In other areas of policy, we have seen short-term solutions instead of radical reforms. For instance, the government thinks it can tackle the Niger Delta problem through side-payments, such as the so-called Amnesty Programme. But only political restructuring can holistically and comprehensively address the problem of ethnic tensions in Nigeria. Furthermore, the Buhari administration is gung-ho about tackling poverty through a social intervention programme, which it describes as “the largest and most ambitious in the history of Nigeria”. Leaving aside the failure of the programme so far, it’s a mistake to think that poverty can be tackled through government hand-outs instead of a robust, private sector-led economic growth. Yet, where are the privatisation and liberalisation that would reduce the state’s role in the economy and increase that of the private sector?

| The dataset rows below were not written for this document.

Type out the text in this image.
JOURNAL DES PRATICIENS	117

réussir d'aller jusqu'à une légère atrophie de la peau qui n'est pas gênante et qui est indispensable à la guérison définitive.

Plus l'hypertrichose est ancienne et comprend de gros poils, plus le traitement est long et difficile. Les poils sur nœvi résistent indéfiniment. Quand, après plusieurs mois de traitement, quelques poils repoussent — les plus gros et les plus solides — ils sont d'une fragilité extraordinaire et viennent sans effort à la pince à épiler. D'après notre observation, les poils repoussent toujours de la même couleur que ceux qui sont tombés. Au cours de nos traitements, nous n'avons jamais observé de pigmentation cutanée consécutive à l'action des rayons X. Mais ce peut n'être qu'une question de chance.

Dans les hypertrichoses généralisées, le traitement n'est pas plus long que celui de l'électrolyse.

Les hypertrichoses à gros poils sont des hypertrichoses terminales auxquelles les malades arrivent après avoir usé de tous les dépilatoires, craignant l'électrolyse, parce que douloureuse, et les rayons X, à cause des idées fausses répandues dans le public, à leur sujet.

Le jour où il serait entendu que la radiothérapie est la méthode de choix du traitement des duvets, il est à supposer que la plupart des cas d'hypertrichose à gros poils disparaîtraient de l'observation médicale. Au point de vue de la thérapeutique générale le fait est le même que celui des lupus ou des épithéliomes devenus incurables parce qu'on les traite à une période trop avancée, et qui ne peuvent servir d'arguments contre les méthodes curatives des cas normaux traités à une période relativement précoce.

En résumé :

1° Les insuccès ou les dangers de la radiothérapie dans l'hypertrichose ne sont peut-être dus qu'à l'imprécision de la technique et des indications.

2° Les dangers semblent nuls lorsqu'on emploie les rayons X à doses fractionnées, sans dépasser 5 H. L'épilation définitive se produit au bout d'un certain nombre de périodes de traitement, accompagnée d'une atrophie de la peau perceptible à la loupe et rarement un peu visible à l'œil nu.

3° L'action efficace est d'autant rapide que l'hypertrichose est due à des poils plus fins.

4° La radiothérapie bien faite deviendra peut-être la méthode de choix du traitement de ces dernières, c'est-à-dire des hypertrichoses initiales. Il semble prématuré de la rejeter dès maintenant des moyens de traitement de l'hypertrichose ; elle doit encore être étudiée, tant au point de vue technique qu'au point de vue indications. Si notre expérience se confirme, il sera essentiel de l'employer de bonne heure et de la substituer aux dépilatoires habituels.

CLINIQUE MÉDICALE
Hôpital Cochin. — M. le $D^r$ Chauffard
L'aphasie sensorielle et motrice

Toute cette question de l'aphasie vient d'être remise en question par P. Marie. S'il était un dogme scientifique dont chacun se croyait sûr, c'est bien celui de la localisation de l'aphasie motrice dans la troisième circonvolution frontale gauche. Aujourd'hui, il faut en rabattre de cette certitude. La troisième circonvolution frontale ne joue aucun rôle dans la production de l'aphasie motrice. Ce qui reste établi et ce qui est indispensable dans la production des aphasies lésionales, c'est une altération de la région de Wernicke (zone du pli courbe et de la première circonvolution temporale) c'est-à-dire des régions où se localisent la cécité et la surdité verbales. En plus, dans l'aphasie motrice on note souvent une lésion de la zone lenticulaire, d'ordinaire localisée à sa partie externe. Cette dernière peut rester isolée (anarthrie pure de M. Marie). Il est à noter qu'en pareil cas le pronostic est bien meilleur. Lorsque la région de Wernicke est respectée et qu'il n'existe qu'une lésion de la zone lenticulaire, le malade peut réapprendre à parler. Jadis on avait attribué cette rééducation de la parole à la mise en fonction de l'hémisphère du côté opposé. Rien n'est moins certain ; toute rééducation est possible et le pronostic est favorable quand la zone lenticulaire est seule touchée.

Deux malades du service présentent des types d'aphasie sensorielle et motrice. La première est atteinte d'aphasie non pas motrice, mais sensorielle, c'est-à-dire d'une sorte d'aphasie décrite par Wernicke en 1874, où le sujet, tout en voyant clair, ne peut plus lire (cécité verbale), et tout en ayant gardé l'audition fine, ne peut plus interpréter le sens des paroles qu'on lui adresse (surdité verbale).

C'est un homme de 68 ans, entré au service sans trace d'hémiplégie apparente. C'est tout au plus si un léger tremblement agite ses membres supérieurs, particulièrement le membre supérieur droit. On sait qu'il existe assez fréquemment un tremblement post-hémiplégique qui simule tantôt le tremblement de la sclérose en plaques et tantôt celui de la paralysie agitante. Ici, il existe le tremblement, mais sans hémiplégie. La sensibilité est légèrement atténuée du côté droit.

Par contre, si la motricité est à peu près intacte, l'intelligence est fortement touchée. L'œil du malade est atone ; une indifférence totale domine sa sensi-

It insults the intelligence of Nigerians when the Buhari government says it spent the past two years “clearing the mess we inherited”, and “putting the building blocks together for the future”. Governments are elected to grow a strong economy and improve the lives of the people, not to give excuses for failure. Unfortunately, over the past two years, the government has given the impression of being in office, but not in power. The Buhari administration may despise the people’s negative assessment of its mid-term performance, but it must see it as a wake-up call to change course and deliver real change for Nigeria and its people!